Deshalb ist es nicht überraschend, dass man heutzutage sowohl Musiker findet, die ohne Noten Klavier spielen können, als auch solche, die am Piano auf Partituren angewiesen sind.

Ein moderner Rundumkünstler kann sowohl das eine als auch das andere!

Unsere Tipps zum Thema Musiktheorie & Klavier Online Lernen

Notwendig oder sogar unerlässlich ist Musiktheorie, wenn man:

  • Beim Musizieren mit Noten arbeiten will.
  • Noten, Rhythmen und Harmonien langsam lesen können möchte, um sich bestimmte Passagen besser einzuprägen.
  • Partituren und jede einzelne Note entziffern können möchte.
  • An symphonischen Konzerten mitwirken möchte und deshalb in der Lage sein muss, eine Partitur genau zu lesen.
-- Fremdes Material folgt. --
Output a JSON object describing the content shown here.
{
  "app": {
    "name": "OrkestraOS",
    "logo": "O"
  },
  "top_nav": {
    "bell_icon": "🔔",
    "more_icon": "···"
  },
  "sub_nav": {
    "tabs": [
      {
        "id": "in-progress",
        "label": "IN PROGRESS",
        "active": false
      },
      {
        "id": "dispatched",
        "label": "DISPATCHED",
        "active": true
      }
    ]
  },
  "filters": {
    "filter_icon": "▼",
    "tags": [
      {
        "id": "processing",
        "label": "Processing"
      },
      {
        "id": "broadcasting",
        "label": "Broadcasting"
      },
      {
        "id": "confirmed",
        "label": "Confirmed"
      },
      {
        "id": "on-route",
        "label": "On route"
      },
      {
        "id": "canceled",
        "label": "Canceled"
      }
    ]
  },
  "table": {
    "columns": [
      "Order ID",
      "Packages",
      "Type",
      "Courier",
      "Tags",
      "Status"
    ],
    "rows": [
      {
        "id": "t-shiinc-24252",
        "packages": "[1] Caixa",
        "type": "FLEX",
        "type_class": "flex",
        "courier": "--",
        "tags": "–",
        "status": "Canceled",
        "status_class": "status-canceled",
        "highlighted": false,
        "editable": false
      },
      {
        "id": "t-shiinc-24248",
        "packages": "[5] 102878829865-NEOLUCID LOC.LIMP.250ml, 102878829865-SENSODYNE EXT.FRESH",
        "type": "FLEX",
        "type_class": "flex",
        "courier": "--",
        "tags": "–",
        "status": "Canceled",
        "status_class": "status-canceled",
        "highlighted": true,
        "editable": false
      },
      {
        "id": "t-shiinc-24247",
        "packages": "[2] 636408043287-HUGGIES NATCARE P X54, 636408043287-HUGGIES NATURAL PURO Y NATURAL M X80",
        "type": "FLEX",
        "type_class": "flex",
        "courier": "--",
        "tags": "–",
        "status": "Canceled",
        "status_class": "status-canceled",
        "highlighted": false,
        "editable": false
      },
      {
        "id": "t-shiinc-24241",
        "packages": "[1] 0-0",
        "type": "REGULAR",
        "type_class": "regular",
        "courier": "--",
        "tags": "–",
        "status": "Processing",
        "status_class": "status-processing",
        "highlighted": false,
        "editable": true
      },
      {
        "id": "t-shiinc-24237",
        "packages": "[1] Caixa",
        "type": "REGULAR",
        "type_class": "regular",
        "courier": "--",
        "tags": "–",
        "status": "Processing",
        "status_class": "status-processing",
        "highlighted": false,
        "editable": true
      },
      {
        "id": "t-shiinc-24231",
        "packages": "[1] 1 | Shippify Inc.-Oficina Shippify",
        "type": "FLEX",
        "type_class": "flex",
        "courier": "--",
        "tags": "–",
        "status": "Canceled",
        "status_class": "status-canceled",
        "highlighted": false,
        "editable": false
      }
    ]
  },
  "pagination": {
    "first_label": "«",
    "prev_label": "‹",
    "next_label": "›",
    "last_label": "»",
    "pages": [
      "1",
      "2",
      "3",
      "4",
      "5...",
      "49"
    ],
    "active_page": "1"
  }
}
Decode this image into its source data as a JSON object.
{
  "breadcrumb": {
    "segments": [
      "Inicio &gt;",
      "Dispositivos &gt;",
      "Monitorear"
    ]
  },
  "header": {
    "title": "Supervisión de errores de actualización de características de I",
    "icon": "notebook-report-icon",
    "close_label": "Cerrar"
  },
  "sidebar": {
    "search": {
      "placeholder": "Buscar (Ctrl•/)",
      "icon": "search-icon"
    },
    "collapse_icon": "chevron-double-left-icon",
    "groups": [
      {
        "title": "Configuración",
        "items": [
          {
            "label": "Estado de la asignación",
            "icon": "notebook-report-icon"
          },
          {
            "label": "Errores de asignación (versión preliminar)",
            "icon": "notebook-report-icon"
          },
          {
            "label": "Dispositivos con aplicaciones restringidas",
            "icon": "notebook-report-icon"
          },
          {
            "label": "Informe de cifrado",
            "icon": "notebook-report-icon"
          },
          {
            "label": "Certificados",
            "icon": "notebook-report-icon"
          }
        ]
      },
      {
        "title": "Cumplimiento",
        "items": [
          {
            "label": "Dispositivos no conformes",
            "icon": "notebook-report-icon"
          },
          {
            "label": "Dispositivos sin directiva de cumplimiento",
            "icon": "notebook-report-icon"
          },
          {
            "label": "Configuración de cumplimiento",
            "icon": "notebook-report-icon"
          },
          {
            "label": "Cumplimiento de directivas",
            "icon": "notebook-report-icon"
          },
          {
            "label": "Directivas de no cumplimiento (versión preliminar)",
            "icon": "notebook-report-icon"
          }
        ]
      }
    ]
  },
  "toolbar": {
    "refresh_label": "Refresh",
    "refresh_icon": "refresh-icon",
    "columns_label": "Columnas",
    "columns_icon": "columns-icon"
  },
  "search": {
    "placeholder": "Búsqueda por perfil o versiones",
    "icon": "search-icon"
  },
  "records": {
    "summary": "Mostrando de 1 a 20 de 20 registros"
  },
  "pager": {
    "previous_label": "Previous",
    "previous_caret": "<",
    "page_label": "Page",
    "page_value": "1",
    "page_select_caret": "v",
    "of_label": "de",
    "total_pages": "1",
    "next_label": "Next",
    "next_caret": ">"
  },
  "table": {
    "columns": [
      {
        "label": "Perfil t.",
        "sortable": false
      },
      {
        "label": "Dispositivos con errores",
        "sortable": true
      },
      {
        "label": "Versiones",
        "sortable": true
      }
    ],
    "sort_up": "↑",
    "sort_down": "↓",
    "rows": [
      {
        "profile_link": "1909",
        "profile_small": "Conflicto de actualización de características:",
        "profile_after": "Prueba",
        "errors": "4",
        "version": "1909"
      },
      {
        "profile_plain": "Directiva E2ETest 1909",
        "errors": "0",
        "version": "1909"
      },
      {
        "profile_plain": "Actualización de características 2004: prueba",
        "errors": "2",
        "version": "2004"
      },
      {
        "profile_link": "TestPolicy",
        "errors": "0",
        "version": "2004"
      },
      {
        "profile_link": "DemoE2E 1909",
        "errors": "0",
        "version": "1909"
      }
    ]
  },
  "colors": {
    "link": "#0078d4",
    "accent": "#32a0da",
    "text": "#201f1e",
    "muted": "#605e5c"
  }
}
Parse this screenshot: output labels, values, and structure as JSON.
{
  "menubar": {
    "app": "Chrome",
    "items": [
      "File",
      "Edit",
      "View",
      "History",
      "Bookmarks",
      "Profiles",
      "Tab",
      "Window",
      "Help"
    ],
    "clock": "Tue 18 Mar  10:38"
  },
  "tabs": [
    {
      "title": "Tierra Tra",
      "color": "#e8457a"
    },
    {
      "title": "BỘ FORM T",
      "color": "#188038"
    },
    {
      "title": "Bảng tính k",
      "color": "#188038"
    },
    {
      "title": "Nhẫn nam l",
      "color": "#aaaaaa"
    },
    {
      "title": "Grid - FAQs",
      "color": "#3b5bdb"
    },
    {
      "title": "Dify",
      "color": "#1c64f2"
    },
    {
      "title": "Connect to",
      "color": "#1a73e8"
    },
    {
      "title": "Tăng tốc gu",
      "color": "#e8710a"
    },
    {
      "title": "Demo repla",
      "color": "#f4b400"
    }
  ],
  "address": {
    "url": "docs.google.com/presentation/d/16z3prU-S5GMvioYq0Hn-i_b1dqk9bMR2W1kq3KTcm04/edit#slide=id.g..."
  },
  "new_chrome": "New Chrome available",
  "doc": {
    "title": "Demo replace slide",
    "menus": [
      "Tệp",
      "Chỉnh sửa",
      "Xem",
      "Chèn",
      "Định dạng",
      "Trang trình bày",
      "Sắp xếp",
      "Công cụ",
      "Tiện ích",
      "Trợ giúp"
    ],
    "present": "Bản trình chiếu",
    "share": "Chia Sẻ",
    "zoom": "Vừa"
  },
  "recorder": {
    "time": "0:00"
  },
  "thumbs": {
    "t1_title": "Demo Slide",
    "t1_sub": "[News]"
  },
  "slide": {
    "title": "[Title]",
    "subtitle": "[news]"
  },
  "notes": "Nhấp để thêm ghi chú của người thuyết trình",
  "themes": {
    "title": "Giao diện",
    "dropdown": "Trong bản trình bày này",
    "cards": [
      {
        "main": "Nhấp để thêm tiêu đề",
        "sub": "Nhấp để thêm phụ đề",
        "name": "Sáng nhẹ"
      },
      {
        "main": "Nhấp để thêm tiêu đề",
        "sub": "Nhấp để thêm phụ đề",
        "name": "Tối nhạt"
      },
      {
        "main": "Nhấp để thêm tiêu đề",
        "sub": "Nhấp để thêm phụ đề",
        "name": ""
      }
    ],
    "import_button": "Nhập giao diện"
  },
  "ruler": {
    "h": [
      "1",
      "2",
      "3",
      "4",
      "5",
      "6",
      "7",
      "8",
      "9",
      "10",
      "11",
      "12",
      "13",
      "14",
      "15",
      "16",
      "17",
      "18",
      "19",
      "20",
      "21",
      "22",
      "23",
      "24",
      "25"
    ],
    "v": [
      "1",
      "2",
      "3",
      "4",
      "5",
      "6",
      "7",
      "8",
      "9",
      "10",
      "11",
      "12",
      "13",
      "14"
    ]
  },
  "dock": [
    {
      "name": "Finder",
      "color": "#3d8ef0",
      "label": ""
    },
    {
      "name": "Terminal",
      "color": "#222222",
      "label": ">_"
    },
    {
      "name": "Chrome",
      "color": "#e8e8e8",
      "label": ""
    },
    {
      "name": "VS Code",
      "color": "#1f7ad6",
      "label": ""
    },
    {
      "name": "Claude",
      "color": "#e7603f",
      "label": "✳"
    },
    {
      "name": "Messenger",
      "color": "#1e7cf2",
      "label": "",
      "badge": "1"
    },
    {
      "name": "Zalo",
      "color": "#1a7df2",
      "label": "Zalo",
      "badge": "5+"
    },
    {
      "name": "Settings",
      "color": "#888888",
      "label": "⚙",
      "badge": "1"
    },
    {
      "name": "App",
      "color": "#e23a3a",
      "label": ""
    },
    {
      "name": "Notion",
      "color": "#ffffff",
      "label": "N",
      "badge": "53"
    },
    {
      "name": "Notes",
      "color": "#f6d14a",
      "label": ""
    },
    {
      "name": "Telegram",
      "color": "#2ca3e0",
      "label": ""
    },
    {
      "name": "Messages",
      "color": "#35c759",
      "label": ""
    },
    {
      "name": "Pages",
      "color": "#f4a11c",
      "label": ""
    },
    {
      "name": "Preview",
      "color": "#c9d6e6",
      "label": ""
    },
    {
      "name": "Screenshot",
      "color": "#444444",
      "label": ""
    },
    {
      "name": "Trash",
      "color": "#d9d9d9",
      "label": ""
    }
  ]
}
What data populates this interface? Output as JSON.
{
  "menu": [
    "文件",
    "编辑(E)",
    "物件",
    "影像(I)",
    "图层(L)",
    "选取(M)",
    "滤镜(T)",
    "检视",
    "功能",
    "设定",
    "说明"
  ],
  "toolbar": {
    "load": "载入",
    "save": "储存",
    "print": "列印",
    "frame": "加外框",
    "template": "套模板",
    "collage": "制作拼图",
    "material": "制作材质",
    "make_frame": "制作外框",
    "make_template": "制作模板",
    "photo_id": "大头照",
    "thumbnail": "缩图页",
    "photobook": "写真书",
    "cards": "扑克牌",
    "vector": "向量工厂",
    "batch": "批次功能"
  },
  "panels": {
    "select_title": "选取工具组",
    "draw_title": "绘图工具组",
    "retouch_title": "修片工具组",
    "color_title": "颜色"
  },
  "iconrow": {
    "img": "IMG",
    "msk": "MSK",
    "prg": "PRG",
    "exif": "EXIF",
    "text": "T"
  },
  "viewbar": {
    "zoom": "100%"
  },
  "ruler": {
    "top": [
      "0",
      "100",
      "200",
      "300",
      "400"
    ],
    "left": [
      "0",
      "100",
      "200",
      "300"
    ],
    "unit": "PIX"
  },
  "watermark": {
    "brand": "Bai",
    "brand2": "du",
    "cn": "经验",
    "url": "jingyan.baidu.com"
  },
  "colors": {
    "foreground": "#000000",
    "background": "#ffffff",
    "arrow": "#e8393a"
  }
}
Wenn man sich fragt, ob sich die Mühe lohnt, muss man sich einfach fragen, ob man eines Tages professioneller Musiker werden oder z. B. in einem Orchester mitspielen möchte.

Egal ob am Klavier, an der Gitarre oder als Sänger – Musiktheorie zu lernen bedeutet, Folgendes zu lernen:

  • Notenblätter mit ihren Zahlenangaben zu Beginn der Notenzeile.
  • Den Violin- und Bassschlüssel sowie ihre jeweilige Funktion.
  • Die verschiedenen Noten und ihre Werte innerhalb des jeweiligen Stücks.
  • Die Pausen.

Ohne diese musiktheoretischen Grundlagen wäre das Lesen einer Partitur so, als würde man versuchen, Hieroglyphen auf einem Papyrus zu entziffern, eine uns gänzlich fremde Sprache zu verstehen oder ein Rezept nachzukochen, ohne die nötigen Zutaten zu haben (es gibt noch einige mehr solcher Beispiele…).

Spaß beiseite... Ohne Kenntnisse in Musiktheorie und dem Notationssystem wäre es einfach unmöglich, festzustellen, wo welche Note in einem Musikstück zu finden ist.

Noten Lesen Lernen ist mühsam, aber es ist der einzige Weg, das Notationssystem der Musik zu verstehen.

Zu diesem Zweck findet man heutzutage auch viele Online Kurse für Musiktheorie & Solfeggio, YouTube-Videos sowie Podcasts auf Deutsch, Englisch und vielen weiteren Sprachen.

Die aktuell beliebteste Methode – von vielen Musiklehrern als sinnvoll bestätigt – ist im Übrigen, direkt beim Klavierspielen zu lernen.

Anders gesagt: Man kann schnell Fortschritte erzielen, wenn man Theorie und Praxis miteinander verbindet.